Andrew Walkingshaw – *sketching* data by creating simple query interfaces based on structured data repositories. Had similarities to the Bricks framework. Generated quite a discussion around how and who should be marking up the content. I liked one of Tim O’Reilly’s comments *you need to create the context for a set of interactions* and then gave an example of not just asking parents to contribute to a wiki about baseball games, rather provide them with a system that has all the structure of the little league games, info on who is playing when etc, and then *allow* the parents to upload information such as commentary, photos, organisational data etc *what ever they choose*. Just sitting and listening to all the real examples being cited had my head racing with ideas that i would love to implement on the internal Arup investment and technical news websites.

Josh Koarer and Jon Durant – Incorporating science into social networks. An interesting conversation around citizen science and Josh’s idea of subscribing to feeds made by / on behalf of animals at your local zoo (I would definately campaign for that – how cool would it be to get rss or twitters from your favourite bear / penguin / lion…) would probably encourage me to return to the zoo more aswell. Really liked Jon’s theme around making the context of science accessible in the built environment. He gave the example of the physical / virtual signposts along the gene-mile in Cambridge. I mentioned the BBC’s coast work and urban tapestries project.

Henry Gee – what is sci fi for? Last and really interesting session. Henry works at Nature and amongst other things is responsible for the future article on the back page – he has been soliciting one page sci fi stories from the scientific community and has been getting them at the rate of one a day – wow. It is not about visions of the future, rather a reflection on our current pre-occupations. His biggest plea was for people to write stories not scenarios…

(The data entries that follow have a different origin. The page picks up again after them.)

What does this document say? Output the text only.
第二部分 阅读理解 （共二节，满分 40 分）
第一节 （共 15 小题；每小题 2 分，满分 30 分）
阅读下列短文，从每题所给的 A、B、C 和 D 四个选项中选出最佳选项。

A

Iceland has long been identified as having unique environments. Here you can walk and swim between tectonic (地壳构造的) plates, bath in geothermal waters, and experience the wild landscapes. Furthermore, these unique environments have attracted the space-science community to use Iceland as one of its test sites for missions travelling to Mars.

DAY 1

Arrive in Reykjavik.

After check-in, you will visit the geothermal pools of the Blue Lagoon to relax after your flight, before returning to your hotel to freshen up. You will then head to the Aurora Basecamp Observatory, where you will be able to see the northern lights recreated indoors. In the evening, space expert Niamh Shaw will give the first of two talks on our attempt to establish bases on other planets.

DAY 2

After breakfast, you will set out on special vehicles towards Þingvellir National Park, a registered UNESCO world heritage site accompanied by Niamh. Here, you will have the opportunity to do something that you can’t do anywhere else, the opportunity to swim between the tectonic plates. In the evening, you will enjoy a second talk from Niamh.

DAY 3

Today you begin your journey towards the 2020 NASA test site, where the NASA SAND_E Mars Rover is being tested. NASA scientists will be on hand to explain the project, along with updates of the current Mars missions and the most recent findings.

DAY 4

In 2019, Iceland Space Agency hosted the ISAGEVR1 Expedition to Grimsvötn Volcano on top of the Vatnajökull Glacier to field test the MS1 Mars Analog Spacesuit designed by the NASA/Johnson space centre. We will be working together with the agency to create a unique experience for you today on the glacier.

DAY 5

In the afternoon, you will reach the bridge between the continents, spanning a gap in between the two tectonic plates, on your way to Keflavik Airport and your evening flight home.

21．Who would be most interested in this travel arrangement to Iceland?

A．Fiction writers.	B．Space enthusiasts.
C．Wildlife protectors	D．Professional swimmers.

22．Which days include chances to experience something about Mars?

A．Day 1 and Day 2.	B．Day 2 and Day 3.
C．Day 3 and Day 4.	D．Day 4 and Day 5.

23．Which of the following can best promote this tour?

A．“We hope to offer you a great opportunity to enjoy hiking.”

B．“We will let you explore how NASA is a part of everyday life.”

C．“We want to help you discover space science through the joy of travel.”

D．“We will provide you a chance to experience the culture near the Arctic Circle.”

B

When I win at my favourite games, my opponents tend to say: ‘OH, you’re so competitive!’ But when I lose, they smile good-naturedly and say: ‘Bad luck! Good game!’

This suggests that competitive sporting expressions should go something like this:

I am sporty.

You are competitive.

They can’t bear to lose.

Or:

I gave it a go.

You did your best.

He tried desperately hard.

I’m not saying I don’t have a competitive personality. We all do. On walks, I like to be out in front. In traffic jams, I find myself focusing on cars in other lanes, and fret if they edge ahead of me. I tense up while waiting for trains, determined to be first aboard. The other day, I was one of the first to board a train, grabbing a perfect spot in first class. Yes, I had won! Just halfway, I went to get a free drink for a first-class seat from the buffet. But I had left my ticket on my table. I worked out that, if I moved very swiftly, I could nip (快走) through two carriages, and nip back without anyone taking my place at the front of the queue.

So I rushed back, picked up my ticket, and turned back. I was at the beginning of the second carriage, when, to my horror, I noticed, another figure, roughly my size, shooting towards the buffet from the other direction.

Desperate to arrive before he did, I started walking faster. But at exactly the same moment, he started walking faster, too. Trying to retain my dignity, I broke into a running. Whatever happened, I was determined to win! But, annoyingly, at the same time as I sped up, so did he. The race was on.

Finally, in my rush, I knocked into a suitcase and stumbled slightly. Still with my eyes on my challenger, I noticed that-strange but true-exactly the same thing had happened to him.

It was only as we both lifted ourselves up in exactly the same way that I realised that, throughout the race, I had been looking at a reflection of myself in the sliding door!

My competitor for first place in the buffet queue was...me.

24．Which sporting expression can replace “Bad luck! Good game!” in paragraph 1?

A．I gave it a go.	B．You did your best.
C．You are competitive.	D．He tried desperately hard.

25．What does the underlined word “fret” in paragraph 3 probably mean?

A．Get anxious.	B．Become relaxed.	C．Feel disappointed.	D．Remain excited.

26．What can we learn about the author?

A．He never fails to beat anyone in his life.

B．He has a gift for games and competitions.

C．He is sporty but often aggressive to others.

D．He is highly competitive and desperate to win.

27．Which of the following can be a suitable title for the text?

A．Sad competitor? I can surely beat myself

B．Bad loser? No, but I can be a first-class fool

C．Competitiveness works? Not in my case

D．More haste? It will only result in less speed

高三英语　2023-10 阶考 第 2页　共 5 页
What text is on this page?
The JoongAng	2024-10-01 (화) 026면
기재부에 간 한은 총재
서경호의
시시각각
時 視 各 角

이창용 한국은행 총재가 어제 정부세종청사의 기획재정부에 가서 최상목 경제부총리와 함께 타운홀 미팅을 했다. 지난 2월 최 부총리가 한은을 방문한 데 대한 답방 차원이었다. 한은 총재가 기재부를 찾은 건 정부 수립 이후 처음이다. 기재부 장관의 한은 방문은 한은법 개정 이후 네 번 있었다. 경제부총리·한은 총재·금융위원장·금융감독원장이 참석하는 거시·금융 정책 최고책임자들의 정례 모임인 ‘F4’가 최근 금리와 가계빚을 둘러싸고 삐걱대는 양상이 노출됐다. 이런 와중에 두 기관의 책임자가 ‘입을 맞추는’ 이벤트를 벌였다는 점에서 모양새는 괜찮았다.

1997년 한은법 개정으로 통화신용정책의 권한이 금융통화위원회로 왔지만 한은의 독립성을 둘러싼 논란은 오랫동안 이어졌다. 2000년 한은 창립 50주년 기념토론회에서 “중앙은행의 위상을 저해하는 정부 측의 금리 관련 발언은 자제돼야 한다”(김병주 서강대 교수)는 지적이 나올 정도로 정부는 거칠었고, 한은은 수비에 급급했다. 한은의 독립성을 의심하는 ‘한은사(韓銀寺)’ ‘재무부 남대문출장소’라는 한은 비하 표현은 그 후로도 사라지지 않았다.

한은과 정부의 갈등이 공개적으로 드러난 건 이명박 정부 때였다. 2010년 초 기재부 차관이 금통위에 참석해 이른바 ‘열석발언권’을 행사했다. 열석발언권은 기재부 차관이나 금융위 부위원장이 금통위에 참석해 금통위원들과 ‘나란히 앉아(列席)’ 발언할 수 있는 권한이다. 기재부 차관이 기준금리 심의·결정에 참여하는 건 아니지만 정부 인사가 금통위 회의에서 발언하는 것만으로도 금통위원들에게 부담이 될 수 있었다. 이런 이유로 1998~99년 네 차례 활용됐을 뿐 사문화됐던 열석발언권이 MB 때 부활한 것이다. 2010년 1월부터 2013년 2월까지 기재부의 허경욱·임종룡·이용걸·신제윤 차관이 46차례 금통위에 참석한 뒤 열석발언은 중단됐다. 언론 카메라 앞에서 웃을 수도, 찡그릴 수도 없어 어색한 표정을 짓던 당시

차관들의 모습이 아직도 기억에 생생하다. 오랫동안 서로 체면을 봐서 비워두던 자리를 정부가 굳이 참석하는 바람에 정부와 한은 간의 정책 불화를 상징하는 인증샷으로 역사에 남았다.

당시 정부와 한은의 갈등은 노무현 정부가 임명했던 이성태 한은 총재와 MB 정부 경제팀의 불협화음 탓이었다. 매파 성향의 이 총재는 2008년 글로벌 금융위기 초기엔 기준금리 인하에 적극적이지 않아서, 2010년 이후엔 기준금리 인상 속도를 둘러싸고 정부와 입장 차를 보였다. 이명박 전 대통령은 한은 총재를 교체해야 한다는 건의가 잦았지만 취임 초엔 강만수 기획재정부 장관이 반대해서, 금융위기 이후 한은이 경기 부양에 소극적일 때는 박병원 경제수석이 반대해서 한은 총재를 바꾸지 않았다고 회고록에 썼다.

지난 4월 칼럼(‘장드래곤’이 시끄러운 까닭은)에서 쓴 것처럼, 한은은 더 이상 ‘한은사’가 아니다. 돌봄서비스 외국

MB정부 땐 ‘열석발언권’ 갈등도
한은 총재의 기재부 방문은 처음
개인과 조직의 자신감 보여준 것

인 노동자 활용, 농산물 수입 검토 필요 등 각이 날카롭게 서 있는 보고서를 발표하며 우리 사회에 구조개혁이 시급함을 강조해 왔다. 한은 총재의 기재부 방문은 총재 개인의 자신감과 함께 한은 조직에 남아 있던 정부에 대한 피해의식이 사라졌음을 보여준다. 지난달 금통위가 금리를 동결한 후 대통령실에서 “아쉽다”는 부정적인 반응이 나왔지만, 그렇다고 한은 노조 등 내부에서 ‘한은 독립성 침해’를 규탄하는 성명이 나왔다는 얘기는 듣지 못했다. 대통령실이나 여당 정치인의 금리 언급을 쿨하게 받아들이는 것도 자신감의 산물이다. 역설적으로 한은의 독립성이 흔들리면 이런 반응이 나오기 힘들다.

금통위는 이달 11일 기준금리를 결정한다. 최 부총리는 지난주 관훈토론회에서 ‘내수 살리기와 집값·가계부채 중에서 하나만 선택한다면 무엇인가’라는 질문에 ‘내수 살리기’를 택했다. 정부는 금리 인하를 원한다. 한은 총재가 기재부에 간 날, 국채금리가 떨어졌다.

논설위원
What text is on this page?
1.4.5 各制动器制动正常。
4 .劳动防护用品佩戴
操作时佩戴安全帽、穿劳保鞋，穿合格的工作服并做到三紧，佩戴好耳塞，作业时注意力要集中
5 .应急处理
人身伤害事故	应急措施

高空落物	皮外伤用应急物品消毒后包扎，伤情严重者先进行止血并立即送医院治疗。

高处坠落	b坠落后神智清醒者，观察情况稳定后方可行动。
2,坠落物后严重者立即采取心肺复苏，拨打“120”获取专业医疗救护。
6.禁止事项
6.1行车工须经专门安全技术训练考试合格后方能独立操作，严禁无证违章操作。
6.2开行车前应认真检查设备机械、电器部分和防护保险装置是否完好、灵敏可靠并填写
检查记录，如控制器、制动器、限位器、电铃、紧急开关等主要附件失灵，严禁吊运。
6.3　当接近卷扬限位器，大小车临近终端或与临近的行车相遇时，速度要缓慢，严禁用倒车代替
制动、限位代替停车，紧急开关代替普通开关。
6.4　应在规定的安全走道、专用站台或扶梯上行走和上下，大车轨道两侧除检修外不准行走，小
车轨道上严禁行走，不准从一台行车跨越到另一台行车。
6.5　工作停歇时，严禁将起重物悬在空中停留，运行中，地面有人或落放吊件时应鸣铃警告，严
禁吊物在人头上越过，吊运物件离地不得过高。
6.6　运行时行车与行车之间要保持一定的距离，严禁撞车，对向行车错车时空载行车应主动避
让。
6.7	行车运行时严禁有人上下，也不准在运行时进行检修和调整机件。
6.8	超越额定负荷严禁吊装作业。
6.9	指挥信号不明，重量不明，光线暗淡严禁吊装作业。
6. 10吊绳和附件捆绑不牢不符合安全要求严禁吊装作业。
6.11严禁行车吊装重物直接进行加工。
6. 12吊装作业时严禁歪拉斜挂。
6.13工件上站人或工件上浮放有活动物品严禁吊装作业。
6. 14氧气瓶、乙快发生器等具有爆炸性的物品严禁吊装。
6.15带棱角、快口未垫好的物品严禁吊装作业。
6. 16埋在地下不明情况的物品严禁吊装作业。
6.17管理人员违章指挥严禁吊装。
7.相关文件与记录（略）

Other notables / things to look up:

Josh Knauer of MAYA: making sensor nodes for home energy monitoring and on sale at home depot

Sara Winge at O’Reilly (conceived with Tim the FOO camps) loved the DoC cards – copies are in the post!

Ditto with Frank Rijsberman at google.org – amongst other things he was very interested in our 2007 cardsets around water, climate change and the 2008 poverty set.

Simon Quellen Field *light tube man* has a cool science toys website

scifoo prototypes on JoVE

Arnab Chatterjee (Shell Amsterdam) interesting work on innovation and gamechanger

Convergence discussion with Denise Caruso and Kim Stanley Robinson. In biotech (DC) how do you assess the risks and how do you *project* 21st century regulation. Risk analysis not cost analysis – see Denise book *intervention* for stories on transgenic food and what the FEA did. Also (KSR) the morph from capitalism to socialism may be occuring due to an increased convergence around economic, social and environmental analysis (see Joseph Schumpeters creative destruction).

Nature scifoo

flickr scifoo

technorati posts and photos

http://www.connotea.org/tag/scifoo

google blog search

and a scifoo facebook group

All in all a fantastic event – many thanks to Tim O’Reilly and the team for the invite.